You'll want O'Dowd's re-imagined (very re-imagined) version of panzanella, the Tuscan salad of bread and tomatoes. More or less fine-dining know-how by way of Alice in Wonderland, at least a dozen ingredients — like slices of perfectly prepared rare New York strip, sweet tomato jam, powdered spices, jumbo soft croutons topped with goat cheese marbles, and even a scratch-made oil and vinegar that might be the best you've ever tasted — are artfully arranged on a plate to mix and match as you please. And given that its countless flavor combinations are equally as stellar as its parts, this dish might be the Valley's most convincing reason to play with your food.
The best example of O'Dowd's cutting-edge cuisine, however, comes in the form of two discs of dense, black rye bread layered with full-flavored braunschweiger (liverwurst), kale, kimchi, and bits of crisp cured forcemeat topped with a perfectly poached egg. As original as it is intense, this appetizer is about as good as it gets.
As for the entrées, it's up to you to decide whether to take a more familiar path of offerings like aged New York strip, filet mignon, and a hamburger or to continue the more thrilling journey of O'Dowd's inventive creations.

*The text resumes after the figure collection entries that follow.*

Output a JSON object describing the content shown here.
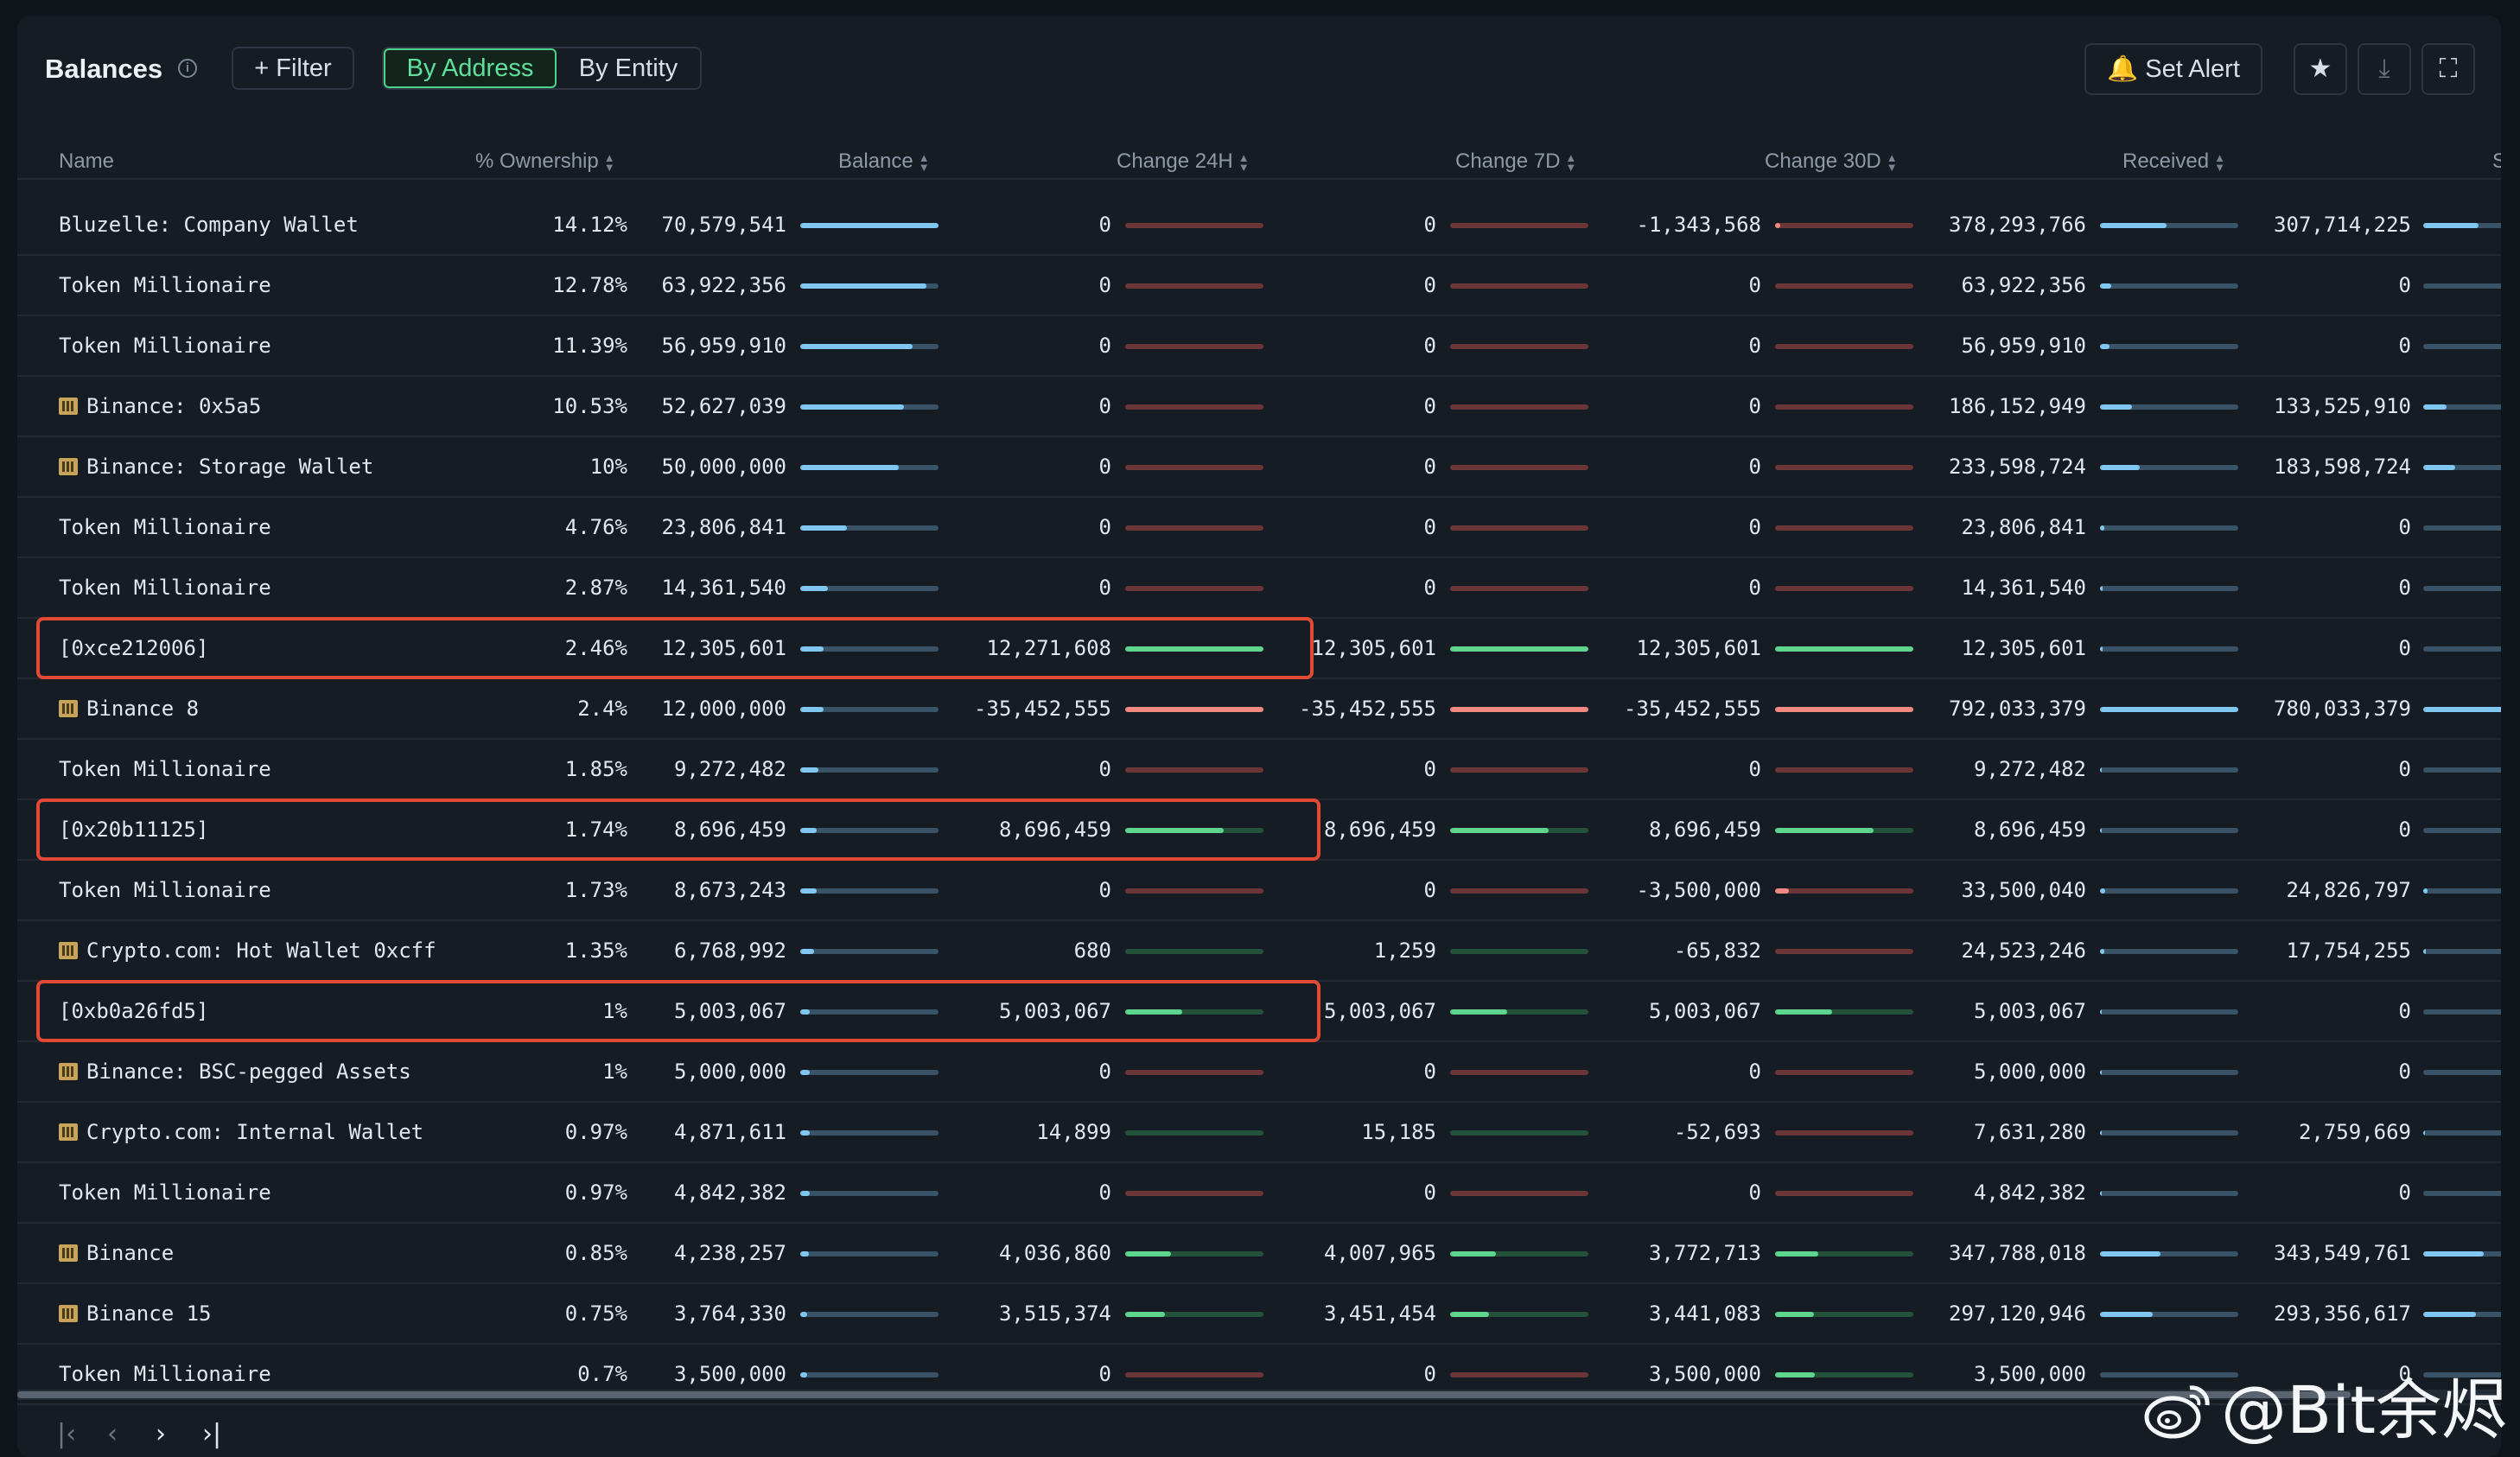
{
  "header": {
    "title": "Balances",
    "filter_label": "+ Filter",
    "seg_address": "By Address",
    "seg_entity": "By Entity",
    "alert_label": "Set Alert"
  },
  "columns": {
    "name": "Name",
    "ownership": "% Ownership",
    "balance": "Balance",
    "ch24": "Change 24H",
    "ch7": "Change 7D",
    "ch30": "Change 30D",
    "received": "Received",
    "next": "S"
  },
  "colors": {
    "positive": "#5fd48e",
    "negative": "#f08a80",
    "balance": "#7fc7f0",
    "highlight": "#e24a36"
  },
  "rows": [
    {
      "name": "Bluzelle: Company Wallet",
      "entity": false,
      "own": "14.12%",
      "bal": "70,579,541",
      "bal_f": 1.0,
      "c24": "0",
      "c24_f": 0,
      "c24_s": "r",
      "c7": "0",
      "c7_f": 0,
      "c7_s": "r",
      "c30": "-1,343,568",
      "c30_f": 0.04,
      "c30_s": "r",
      "rec": "378,293,766",
      "rec_f": 0.48,
      "sent": "307,714,225",
      "sent_f": 0.4
    },
    {
      "name": "Token Millionaire",
      "entity": false,
      "own": "12.78%",
      "bal": "63,922,356",
      "bal_f": 0.91,
      "c24": "0",
      "c24_f": 0,
      "c24_s": "r",
      "c7": "0",
      "c7_f": 0,
      "c7_s": "r",
      "c30": "0",
      "c30_f": 0,
      "c30_s": "r",
      "rec": "63,922,356",
      "rec_f": 0.08,
      "sent": "0",
      "sent_f": 0
    },
    {
      "name": "Token Millionaire",
      "entity": false,
      "own": "11.39%",
      "bal": "56,959,910",
      "bal_f": 0.81,
      "c24": "0",
      "c24_f": 0,
      "c24_s": "r",
      "c7": "0",
      "c7_f": 0,
      "c7_s": "r",
      "c30": "0",
      "c30_f": 0,
      "c30_s": "r",
      "rec": "56,959,910",
      "rec_f": 0.07,
      "sent": "0",
      "sent_f": 0
    },
    {
      "name": "Binance: 0x5a5",
      "entity": true,
      "own": "10.53%",
      "bal": "52,627,039",
      "bal_f": 0.75,
      "c24": "0",
      "c24_f": 0,
      "c24_s": "r",
      "c7": "0",
      "c7_f": 0,
      "c7_s": "r",
      "c30": "0",
      "c30_f": 0,
      "c30_s": "r",
      "rec": "186,152,949",
      "rec_f": 0.23,
      "sent": "133,525,910",
      "sent_f": 0.17
    },
    {
      "name": "Binance: Storage Wallet",
      "entity": true,
      "own": "10%",
      "bal": "50,000,000",
      "bal_f": 0.71,
      "c24": "0",
      "c24_f": 0,
      "c24_s": "r",
      "c7": "0",
      "c7_f": 0,
      "c7_s": "r",
      "c30": "0",
      "c30_f": 0,
      "c30_s": "r",
      "rec": "233,598,724",
      "rec_f": 0.29,
      "sent": "183,598,724",
      "sent_f": 0.23
    },
    {
      "name": "Token Millionaire",
      "entity": false,
      "own": "4.76%",
      "bal": "23,806,841",
      "bal_f": 0.34,
      "c24": "0",
      "c24_f": 0,
      "c24_s": "r",
      "c7": "0",
      "c7_f": 0,
      "c7_s": "r",
      "c30": "0",
      "c30_f": 0,
      "c30_s": "r",
      "rec": "23,806,841",
      "rec_f": 0.03,
      "sent": "0",
      "sent_f": 0
    },
    {
      "name": "Token Millionaire",
      "entity": false,
      "own": "2.87%",
      "bal": "14,361,540",
      "bal_f": 0.2,
      "c24": "0",
      "c24_f": 0,
      "c24_s": "r",
      "c7": "0",
      "c7_f": 0,
      "c7_s": "r",
      "c30": "0",
      "c30_f": 0,
      "c30_s": "r",
      "rec": "14,361,540",
      "rec_f": 0.02,
      "sent": "0",
      "sent_f": 0
    },
    {
      "name": "[0xce212006]",
      "entity": false,
      "hl": true,
      "own": "2.46%",
      "bal": "12,305,601",
      "bal_f": 0.17,
      "c24": "12,271,608",
      "c24_f": 1.0,
      "c24_s": "g",
      "c7": "12,305,601",
      "c7_f": 1.0,
      "c7_s": "g",
      "c30": "12,305,601",
      "c30_f": 1.0,
      "c30_s": "g",
      "rec": "12,305,601",
      "rec_f": 0.02,
      "sent": "0",
      "sent_f": 0
    },
    {
      "name": "Binance 8",
      "entity": true,
      "own": "2.4%",
      "bal": "12,000,000",
      "bal_f": 0.17,
      "c24": "-35,452,555",
      "c24_f": 1.0,
      "c24_s": "r",
      "c7": "-35,452,555",
      "c7_f": 1.0,
      "c7_s": "r",
      "c30": "-35,452,555",
      "c30_f": 1.0,
      "c30_s": "r",
      "rec": "792,033,379",
      "rec_f": 1.0,
      "sent": "780,033,379",
      "sent_f": 1.0
    },
    {
      "name": "Token Millionaire",
      "entity": false,
      "own": "1.85%",
      "bal": "9,272,482",
      "bal_f": 0.13,
      "c24": "0",
      "c24_f": 0,
      "c24_s": "r",
      "c7": "0",
      "c7_f": 0,
      "c7_s": "r",
      "c30": "0",
      "c30_f": 0,
      "c30_s": "r",
      "rec": "9,272,482",
      "rec_f": 0.01,
      "sent": "0",
      "sent_f": 0
    },
    {
      "name": "[0x20b11125]",
      "entity": false,
      "hl": true,
      "own": "1.74%",
      "bal": "8,696,459",
      "bal_f": 0.12,
      "c24": "8,696,459",
      "c24_f": 0.71,
      "c24_s": "g",
      "c7": "8,696,459",
      "c7_f": 0.71,
      "c7_s": "g",
      "c30": "8,696,459",
      "c30_f": 0.71,
      "c30_s": "g",
      "rec": "8,696,459",
      "rec_f": 0.01,
      "sent": "0",
      "sent_f": 0
    },
    {
      "name": "Token Millionaire",
      "entity": false,
      "own": "1.73%",
      "bal": "8,673,243",
      "bal_f": 0.12,
      "c24": "0",
      "c24_f": 0,
      "c24_s": "r",
      "c7": "0",
      "c7_f": 0,
      "c7_s": "r",
      "c30": "-3,500,000",
      "c30_f": 0.1,
      "c30_s": "r",
      "rec": "33,500,040",
      "rec_f": 0.04,
      "sent": "24,826,797",
      "sent_f": 0.03
    },
    {
      "name": "Crypto.com: Hot Wallet 0xcff",
      "entity": true,
      "own": "1.35%",
      "bal": "6,768,992",
      "bal_f": 0.1,
      "c24": "680",
      "c24_f": 0,
      "c24_s": "g",
      "c7": "1,259",
      "c7_f": 0,
      "c7_s": "g",
      "c30": "-65,832",
      "c30_f": 0,
      "c30_s": "r",
      "rec": "24,523,246",
      "rec_f": 0.03,
      "sent": "17,754,255",
      "sent_f": 0.02
    },
    {
      "name": "[0xb0a26fd5]",
      "entity": false,
      "hl": true,
      "own": "1%",
      "bal": "5,003,067",
      "bal_f": 0.07,
      "c24": "5,003,067",
      "c24_f": 0.41,
      "c24_s": "g",
      "c7": "5,003,067",
      "c7_f": 0.41,
      "c7_s": "g",
      "c30": "5,003,067",
      "c30_f": 0.41,
      "c30_s": "g",
      "rec": "5,003,067",
      "rec_f": 0.01,
      "sent": "0",
      "sent_f": 0
    },
    {
      "name": "Binance: BSC-pegged Assets",
      "entity": true,
      "own": "1%",
      "bal": "5,000,000",
      "bal_f": 0.07,
      "c24": "0",
      "c24_f": 0,
      "c24_s": "r",
      "c7": "0",
      "c7_f": 0,
      "c7_s": "r",
      "c30": "0",
      "c30_f": 0,
      "c30_s": "r",
      "rec": "5,000,000",
      "rec_f": 0.01,
      "sent": "0",
      "sent_f": 0
    },
    {
      "name": "Crypto.com: Internal Wallet",
      "entity": true,
      "own": "0.97%",
      "bal": "4,871,611",
      "bal_f": 0.07,
      "c24": "14,899",
      "c24_f": 0,
      "c24_s": "g",
      "c7": "15,185",
      "c7_f": 0,
      "c7_s": "g",
      "c30": "-52,693",
      "c30_f": 0,
      "c30_s": "r",
      "rec": "7,631,280",
      "rec_f": 0.01,
      "sent": "2,759,669",
      "sent_f": 0.01
    },
    {
      "name": "Token Millionaire",
      "entity": false,
      "own": "0.97%",
      "bal": "4,842,382",
      "bal_f": 0.07,
      "c24": "0",
      "c24_f": 0,
      "c24_s": "r",
      "c7": "0",
      "c7_f": 0,
      "c7_s": "r",
      "c30": "0",
      "c30_f": 0,
      "c30_s": "r",
      "rec": "4,842,382",
      "rec_f": 0.01,
      "sent": "0",
      "sent_f": 0
    },
    {
      "name": "Binance",
      "entity": true,
      "own": "0.85%",
      "bal": "4,238,257",
      "bal_f": 0.06,
      "c24": "4,036,860",
      "c24_f": 0.33,
      "c24_s": "g",
      "c7": "4,007,965",
      "c7_f": 0.33,
      "c7_s": "g",
      "c30": "3,772,713",
      "c30_f": 0.31,
      "c30_s": "g",
      "rec": "347,788,018",
      "rec_f": 0.44,
      "sent": "343,549,761",
      "sent_f": 0.44
    },
    {
      "name": "Binance 15",
      "entity": true,
      "own": "0.75%",
      "bal": "3,764,330",
      "bal_f": 0.05,
      "c24": "3,515,374",
      "c24_f": 0.29,
      "c24_s": "g",
      "c7": "3,451,454",
      "c7_f": 0.28,
      "c7_s": "g",
      "c30": "3,441,083",
      "c30_f": 0.28,
      "c30_s": "g",
      "rec": "297,120,946",
      "rec_f": 0.38,
      "sent": "293,356,617",
      "sent_f": 0.38
    },
    {
      "name": "Token Millionaire",
      "entity": false,
      "own": "0.7%",
      "bal": "3,500,000",
      "bal_f": 0.05,
      "c24": "0",
      "c24_f": 0,
      "c24_s": "r",
      "c7": "0",
      "c7_f": 0,
      "c7_s": "r",
      "c30": "3,500,000",
      "c30_f": 0.29,
      "c30_s": "g",
      "rec": "3,500,000",
      "rec_f": 0.0,
      "sent": "0",
      "sent_f": 0
    }
  ],
  "pager": {
    "first": "|‹",
    "prev": "‹",
    "next": "›",
    "last": "›|"
  },
  "watermark": "@Bit余烬"
}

For those in the latter camp, there awaits mouthwateringly moist duck breast lit up with pickled okra, mango, and chiles, and jerk-rubbed chicken you'll probably wish were bolder in flavor but whose fork-filled accompaniments of a zingy sweet potato casserole and a luscious smear of burnt marshmallow fluff help to bring its overall status back to very good.
If you're into culinary aromatherapy, you'll want Seafood in a Bag. A sealed pouch filled with a saffron fennel broth heavy with pristine shrimp, mussels, fish, snails, chorizo, chicken confit, peas, and rice that's opened for you at the table, this steaming, fragrant concoction acts as a kind of mood-altering bouillabaisse for just about anyone within smelling (or tasting) distance. And if your pleasure is seafood with an Asian edge, you could do worse than O'Dowd's ethereal bowl of ramen noodles in a slurp-worthy miso broth interspersed with lobster, foie gras, fish, quail egg, truffles, enoki, and Chinese sausage.
The most popular dessert on the menu is probably the moon pie stuck into a heavy-handed squirt of dense, rich chocolate and served with an RC Cola and crème anglaise shake. But the one you're most likely to think about on the way home is the superb white chocolate crème brûlée delicately kissed with fruit. In this instance, sophisticated simple trumps outrageously unusual.
Given the lack of risk-taking cuisine in the Valley, Renegade by MOD is the kind of place you hope will catch on, especially with its well-heeled North Scottsdale clientele, who, decked out in golf shirts and cardigan sweaters, seem out of place amid loud (sometimes too loud) '90s-era alt-rock, young, denim-clad servers (who are either amazingly adept or woefully apathetic), and industrial lights (which are rarely dimmed during dinner hours). Is it a case of too much too soon for suburban Scottsdale, or is this the point where risk meets reward?
I'm crossing my fingers as hard as I can.